Ben Bernanke and the Federal Reserve face a number of very difficult challenges in the years ahead. They include:
• Resisting pressure to monetize deficits, which would eventually cause high inflation.
• Implementing an exit strategy from the massive monetary easing of the past year.
• Maintaining the Fed's independence, which has been compromised by the direct and indirect bailout of financial institutions and congressional attempts to micromanage the central bank.
• Properly calculating asset prices and the risk of asset bubbles according to the Taylor rule, an important guideline central banks use to set interest rates.
• Supervising and regulating the financial system more effectively, particularly in the role of "systemic risk" regulator.

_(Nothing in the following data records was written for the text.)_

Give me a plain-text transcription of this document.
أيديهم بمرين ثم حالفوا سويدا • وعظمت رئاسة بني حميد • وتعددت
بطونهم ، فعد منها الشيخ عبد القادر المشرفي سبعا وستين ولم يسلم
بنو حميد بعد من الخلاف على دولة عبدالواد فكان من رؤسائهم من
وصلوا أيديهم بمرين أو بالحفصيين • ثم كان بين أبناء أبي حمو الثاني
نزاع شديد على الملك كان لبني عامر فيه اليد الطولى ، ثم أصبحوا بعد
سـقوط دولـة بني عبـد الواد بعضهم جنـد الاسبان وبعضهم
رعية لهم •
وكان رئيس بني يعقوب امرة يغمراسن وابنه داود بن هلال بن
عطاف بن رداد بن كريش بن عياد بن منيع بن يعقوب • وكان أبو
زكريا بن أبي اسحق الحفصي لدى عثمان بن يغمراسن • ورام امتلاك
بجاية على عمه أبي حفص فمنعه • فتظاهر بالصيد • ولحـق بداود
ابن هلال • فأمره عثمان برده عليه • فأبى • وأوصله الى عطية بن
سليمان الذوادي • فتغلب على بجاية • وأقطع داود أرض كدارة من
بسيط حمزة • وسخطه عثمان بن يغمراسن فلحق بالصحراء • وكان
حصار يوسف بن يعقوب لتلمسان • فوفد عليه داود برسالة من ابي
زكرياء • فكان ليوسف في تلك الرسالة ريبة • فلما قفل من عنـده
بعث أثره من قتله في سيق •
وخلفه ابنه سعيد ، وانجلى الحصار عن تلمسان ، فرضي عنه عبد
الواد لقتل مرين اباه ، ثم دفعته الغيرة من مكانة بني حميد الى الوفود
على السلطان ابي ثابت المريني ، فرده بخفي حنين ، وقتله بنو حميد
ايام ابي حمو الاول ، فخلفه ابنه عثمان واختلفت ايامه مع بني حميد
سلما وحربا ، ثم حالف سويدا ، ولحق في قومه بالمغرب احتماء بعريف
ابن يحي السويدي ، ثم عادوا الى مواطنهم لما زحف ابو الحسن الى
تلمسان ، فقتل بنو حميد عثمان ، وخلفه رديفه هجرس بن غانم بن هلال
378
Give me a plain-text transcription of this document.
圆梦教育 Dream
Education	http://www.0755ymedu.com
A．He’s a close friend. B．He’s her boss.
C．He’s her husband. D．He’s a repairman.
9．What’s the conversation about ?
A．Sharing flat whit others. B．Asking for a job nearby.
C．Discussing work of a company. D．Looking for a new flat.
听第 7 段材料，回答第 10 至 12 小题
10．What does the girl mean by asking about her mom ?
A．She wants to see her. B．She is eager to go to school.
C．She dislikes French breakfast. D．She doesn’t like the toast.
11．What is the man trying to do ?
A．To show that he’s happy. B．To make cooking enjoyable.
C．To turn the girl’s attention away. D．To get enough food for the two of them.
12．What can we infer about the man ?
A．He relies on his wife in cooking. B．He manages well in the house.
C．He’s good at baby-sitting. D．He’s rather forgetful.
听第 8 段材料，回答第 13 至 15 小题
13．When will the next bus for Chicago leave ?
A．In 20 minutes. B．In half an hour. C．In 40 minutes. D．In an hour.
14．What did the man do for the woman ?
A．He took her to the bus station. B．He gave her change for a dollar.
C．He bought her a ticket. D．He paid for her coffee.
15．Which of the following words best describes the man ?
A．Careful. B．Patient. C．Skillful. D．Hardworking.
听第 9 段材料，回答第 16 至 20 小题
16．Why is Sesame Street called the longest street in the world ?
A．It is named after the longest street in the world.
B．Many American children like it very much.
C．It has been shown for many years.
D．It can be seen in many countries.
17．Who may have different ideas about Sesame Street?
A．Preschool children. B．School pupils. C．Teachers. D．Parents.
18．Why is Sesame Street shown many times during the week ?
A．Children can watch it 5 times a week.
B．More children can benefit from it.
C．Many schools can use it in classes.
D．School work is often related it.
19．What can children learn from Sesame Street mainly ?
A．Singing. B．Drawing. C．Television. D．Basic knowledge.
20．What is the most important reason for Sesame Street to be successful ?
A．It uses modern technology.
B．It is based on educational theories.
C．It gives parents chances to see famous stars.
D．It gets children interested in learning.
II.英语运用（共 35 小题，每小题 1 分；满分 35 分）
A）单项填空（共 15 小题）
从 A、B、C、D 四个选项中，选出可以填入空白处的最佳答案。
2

From 2002 to 2006, the Fed moved slowly because the recovery appeared anemic and because of significant deflationary pressures. This time around, the recession is more severe—unemployment is at 9.8% and is expected to peak above 10%, and we are experiencing actual deflation. Therefore, the incentive not to exit too soon will be greater and the risk of creating another bubble is greater. Indeed, the sharp increase in the stock market and commodities, and narrowing of credit spreads since March, are partly due to a wall of global liquidity chasing assets and already causing asset inflation.
Over time, once the fed-funds rate is normalized, incorporating asset prices into monetary policy making is also necessary to ensure financial stability. While it is correct that the fed-funds rates may not be the most effective instrument at controlling asset and credit bubbles, excessively cheap money is always a source of such bubbles. So faster normalization of the fed-funds rate will eventually be important.
The Fed also needs a greater regulatory backbone. The Fed had the power to regulate mortgage markets but failed to use this power out of a misplaced deference to laissez-faire attitudes and Wall Street. Regulating mortgage markets requires a careful balance: short-term regulatory forbearance to avoid a greater credit crunch, along with medium-term countercyclical supervisory actions in order to prevent the emergence of further asset and credit bubbles.
Establishing financial stability—in addition to price stability and growth—is the essential role of the central bank. Achieving this goal in a way that avoids moral-hazard distortions, as with the too-big-to-fail finance institutions, and prevents another bubble in the next years will surely be one of the greatest challenges ever faced by the Fed.